Standing in front of their class at the University of Memphis, high school students fidget nervously before pitching a business idea to their classmates: producing soap carved in the shape of ducks.
“Did you guys just come up with that?” asked business professor Jennifer Sadler, prompting a sheepish acknowledgement from the teenagers that they did.
“When I give my students work to do, it means you need to get it done outside of class,” admonished Sadler, who then quickly assured the students that some of the most successful business ideas are inspired in five minutes or less.
Such interaction is common at the GRAD Academy’s Summer Institutes, launched this summer in an effort to prepare and encourage students at the Memphis high school to graduate and continue their studies at college.
GRAD Academy Memphis is a charter school within the Achievement School District, the state’s school turnaround district for Tennessee’s bottom 5 percent of schools. Eighty percent of the school’s students are economically disadvantaged, and only about a third scored proficient on the state algebra achievement test in 2013-14.
This week, 50 of the school’s 10th- and 11th-graders have been immersed in a college environment at the University of Memphis. Last week, a different group of GRAD Academy students attended classes at Rhodes College, also in Memphis. Each week costs roughly $30,000 to operate, and the funding comes from a private donor. The program is free to students, who need at least a 2.0 GPA to be eligible to attend. For completing a summer institute, each student receives a $150 stipend.

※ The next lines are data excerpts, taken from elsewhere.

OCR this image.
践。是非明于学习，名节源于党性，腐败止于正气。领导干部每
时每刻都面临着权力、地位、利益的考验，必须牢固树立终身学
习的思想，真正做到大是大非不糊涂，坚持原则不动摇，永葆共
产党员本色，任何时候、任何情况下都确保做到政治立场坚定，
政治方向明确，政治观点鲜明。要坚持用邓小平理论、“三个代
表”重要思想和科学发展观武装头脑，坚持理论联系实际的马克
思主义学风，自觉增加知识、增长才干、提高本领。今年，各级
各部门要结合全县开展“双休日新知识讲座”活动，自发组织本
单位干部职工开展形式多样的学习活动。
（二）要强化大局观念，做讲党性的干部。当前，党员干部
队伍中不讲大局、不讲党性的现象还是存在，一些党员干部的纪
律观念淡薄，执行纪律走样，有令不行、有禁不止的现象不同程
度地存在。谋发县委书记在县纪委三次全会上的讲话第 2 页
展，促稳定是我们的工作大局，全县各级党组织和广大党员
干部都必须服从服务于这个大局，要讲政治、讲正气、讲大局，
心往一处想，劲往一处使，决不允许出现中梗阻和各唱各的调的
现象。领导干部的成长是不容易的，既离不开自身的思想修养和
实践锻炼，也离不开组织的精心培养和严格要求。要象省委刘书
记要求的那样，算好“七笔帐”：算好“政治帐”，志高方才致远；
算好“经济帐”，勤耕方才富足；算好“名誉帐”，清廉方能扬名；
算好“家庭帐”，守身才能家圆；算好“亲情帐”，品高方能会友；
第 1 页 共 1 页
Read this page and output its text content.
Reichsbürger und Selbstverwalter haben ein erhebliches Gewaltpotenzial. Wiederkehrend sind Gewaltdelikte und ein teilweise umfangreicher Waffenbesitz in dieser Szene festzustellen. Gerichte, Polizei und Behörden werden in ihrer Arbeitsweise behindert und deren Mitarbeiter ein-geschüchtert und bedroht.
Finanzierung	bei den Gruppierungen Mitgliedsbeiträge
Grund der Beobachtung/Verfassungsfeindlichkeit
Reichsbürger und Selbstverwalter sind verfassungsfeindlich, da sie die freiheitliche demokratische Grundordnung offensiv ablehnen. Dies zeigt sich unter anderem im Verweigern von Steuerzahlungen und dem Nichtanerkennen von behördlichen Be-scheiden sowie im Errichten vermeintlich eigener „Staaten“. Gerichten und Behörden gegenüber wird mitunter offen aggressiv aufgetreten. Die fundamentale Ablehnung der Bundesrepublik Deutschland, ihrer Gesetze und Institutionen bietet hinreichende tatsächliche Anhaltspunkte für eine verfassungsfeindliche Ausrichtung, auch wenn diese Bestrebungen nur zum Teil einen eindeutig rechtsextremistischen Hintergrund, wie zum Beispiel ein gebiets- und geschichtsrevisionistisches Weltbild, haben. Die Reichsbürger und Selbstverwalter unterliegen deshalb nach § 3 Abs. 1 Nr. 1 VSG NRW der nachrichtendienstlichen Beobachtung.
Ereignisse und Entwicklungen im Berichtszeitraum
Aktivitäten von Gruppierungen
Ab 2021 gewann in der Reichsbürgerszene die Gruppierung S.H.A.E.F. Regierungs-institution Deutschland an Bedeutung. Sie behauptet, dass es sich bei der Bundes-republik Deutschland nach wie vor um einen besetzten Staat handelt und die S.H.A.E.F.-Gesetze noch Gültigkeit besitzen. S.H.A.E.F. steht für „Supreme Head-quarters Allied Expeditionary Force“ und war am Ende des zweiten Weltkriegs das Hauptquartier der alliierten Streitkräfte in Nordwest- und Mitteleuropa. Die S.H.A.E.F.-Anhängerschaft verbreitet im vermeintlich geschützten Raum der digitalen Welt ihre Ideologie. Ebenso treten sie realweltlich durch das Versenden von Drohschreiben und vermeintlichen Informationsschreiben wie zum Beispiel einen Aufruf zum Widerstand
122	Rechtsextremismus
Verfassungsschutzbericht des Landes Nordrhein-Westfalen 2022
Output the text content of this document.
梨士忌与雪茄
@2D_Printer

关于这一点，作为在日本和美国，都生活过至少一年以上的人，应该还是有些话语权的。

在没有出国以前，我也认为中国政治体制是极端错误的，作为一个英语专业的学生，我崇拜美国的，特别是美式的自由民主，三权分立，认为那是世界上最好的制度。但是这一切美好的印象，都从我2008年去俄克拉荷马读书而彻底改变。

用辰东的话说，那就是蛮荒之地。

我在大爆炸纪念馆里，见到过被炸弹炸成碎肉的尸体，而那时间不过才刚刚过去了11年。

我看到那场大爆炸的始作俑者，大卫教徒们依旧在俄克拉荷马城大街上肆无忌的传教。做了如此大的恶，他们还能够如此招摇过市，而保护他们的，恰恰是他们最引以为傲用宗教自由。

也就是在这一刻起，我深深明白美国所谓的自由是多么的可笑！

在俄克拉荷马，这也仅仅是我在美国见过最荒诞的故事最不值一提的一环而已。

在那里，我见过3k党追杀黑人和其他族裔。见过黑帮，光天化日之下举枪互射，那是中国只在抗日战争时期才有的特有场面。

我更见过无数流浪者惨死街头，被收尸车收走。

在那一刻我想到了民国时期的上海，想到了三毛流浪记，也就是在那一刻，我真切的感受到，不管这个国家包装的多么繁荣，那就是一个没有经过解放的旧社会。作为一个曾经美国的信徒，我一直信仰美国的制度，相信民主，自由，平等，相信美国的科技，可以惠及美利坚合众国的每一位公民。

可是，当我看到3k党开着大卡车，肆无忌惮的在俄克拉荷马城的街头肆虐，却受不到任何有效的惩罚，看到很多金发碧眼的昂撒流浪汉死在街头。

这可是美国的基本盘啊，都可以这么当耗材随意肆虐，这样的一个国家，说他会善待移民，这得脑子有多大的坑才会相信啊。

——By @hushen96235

Participants this week arrived on campus and ate breakfast each day at the Tiger Den dining hall before attending classes taught by university faculty. Just like with college students, they are expected to attend class and complete assignments. On Friday, the students will present a project demonstrating what they learned and will participate in graduation ceremonies.
“It’s pretty miraculous that in a week’s time, they learn some introductory material, create a presentation, and share it with their friends and family on Friday,” said Stephanie Hill, dean of students at GRAD Academy Memphis.
At the University of Memphis, students chose from four “tracks,” or majors: communications, entrepreneurship, engineering and art/film. Each track has a university student who serves as “team leader” to guide the high school students on campus and assist teachers in the classroom, where the student-teacher ratio is 17:1.
University of Memphis senior and team leader Gregesha Williams said the Summer Institute help students realize that college is possible.
“They were just so excited about having the possibility to be an adult and attend school,” Williams said. “It gives them hope and encouragement and it lets them know that they already have what they need within them to be successful.”
Sixteen-year-old Dekena Ervin, who was part of the team who pitched the soap company, said participating in the program helps her to envision herself on a college campus someday, despite the early morning classes and heavy workload.
“I wanted to do this because I know my destiny in life. I want to be somebody,” said Dekena, who chose the entrepreneurship track. “I did it just to get the college experience and see how college would work out for me.”
Institute instructors treat Dekena and her classmates like college students. When Sadler critiqued her students’ business ideas, she offered suggestions on how to improve them next time.
Dekena said she appreciates the candid evaluation.
“When I express my ideas within the classroom, the professors actually give me honest feedback about what I say,” Dekena said. “Whether it’s good or bad, they give me honest feedback.”